Nel Paese nordafricano, ad esempio, gli operatori segnalano l’esistenza di liste gestite da caporali stavolta italiani attraverso le quali si viene ‘selezionati’ per entrare nel decreto flussi. L’ ‘iscrizione’, illegale ovviamente, costa tra i 2/3.000 euro. Il salario medio che guadagnano nei campi va tra i 20 e i 25 euro, solo in pochissimi casi tra i 30 e i 40 euro al giorno. La metà di chi si trova a lavorare nei campi non ha un documento, ma questo è percepito come un’urgenza solo in un caso su dieci; mentre il problema più sentito è la casa, segnalata come priorità da tre schiavi del raccolto su dieci, soprattutto burkinabè (meno i tunisini).

Due lavoratori su tre, infatti, sono costretti a vivere in baraccopoli. Sono 317 i casi di sfruttamento lavorativo (181 quello di sfruttamento multiplo) che sono stati poi seguiti da progetti di reinserimento sociale. Il maggiore sfruttamento si segnala in Emilia-Romagna (102 casi), seguita dalla Lombardia (60 casi) e la maggior parte dei casi si concentrano al Nord Italia.

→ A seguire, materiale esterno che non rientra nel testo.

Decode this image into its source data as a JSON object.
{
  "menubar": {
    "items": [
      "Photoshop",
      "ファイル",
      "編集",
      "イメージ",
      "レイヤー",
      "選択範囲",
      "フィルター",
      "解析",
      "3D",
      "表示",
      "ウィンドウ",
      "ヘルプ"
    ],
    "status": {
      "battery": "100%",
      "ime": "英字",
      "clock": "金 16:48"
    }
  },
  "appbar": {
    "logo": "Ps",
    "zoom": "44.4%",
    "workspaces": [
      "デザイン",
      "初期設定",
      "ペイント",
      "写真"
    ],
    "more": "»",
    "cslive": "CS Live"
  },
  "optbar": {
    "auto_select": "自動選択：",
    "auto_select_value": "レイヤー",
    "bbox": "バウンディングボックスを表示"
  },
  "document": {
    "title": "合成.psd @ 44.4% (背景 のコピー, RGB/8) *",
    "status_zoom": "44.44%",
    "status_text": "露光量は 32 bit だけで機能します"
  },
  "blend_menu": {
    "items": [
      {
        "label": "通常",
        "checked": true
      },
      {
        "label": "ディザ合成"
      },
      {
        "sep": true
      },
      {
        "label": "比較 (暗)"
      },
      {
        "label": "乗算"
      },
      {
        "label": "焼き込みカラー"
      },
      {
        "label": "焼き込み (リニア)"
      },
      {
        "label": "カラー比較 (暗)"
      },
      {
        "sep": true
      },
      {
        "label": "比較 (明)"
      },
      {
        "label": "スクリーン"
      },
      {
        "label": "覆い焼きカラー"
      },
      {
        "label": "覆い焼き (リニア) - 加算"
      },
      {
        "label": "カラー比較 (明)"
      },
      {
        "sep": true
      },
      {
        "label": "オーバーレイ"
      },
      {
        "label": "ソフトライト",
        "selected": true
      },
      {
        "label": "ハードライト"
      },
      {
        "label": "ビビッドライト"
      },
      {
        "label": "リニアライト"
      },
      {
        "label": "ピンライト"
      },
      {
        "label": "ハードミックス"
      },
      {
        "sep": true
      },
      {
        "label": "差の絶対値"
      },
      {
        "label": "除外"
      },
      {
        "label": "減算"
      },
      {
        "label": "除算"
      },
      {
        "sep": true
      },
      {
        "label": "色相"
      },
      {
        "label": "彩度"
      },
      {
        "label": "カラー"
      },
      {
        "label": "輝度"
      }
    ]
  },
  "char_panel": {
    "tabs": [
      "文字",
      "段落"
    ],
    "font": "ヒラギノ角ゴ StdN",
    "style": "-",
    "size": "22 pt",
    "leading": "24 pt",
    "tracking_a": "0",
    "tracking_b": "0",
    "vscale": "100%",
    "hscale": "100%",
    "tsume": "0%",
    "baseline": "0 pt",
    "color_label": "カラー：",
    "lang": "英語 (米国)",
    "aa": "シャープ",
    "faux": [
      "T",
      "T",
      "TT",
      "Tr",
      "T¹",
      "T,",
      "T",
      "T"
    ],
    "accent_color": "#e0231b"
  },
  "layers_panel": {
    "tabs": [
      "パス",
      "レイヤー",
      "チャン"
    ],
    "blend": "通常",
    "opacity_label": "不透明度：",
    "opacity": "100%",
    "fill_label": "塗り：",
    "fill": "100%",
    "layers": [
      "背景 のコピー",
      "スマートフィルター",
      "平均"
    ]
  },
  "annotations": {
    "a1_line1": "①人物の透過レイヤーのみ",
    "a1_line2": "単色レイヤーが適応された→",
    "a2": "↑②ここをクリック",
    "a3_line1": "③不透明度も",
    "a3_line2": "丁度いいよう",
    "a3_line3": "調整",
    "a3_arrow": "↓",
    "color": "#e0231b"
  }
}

Quindi, sebbene infatti la metà degli intervistati ha dichiarato di trovare lavoro in piazza, ben il 20% dichiara di trovare lavoro tramite un kapò migrante (quasi il 5% tramite un kapò bianco), ovvero una figura di intermediario tra il gruppo degli africani e i datori di lavoro. I kapò provvedono a fornire l’ingaggio e spesso trattengono una percentuale della paga giornaliera che si attesta tra i 2,5 e i 4 euro a lavoratore.

Un migrante su due spedisce parte dei guadagni alle famiglie lasciate nei paesi d’origine. Il 37,6% dichiara di vivere con nulla o molto poco (da 0 a 50 euro a settimana), con alloggi di fortuna come i casolari abbandonati senza acqua né luce né gas e mangiando alle mense della Caritas.

Sono pochi quelli che riescono a vivere con più di 100 euro a settimana (2,7%) e pochissimi coloro che vivono con 200/300 euro al mese (il 17,4%). Ne consegue, inevitabilmente, soluzioni di alloggi di fortuna in condizioni igienico sanitarie spaventose,, una dieta alimentare insufficiente e squilibrata e la mancanza di prevenzione, che aggiunte a un’attività lavorativa sfiancante, determina un precario stato di salute.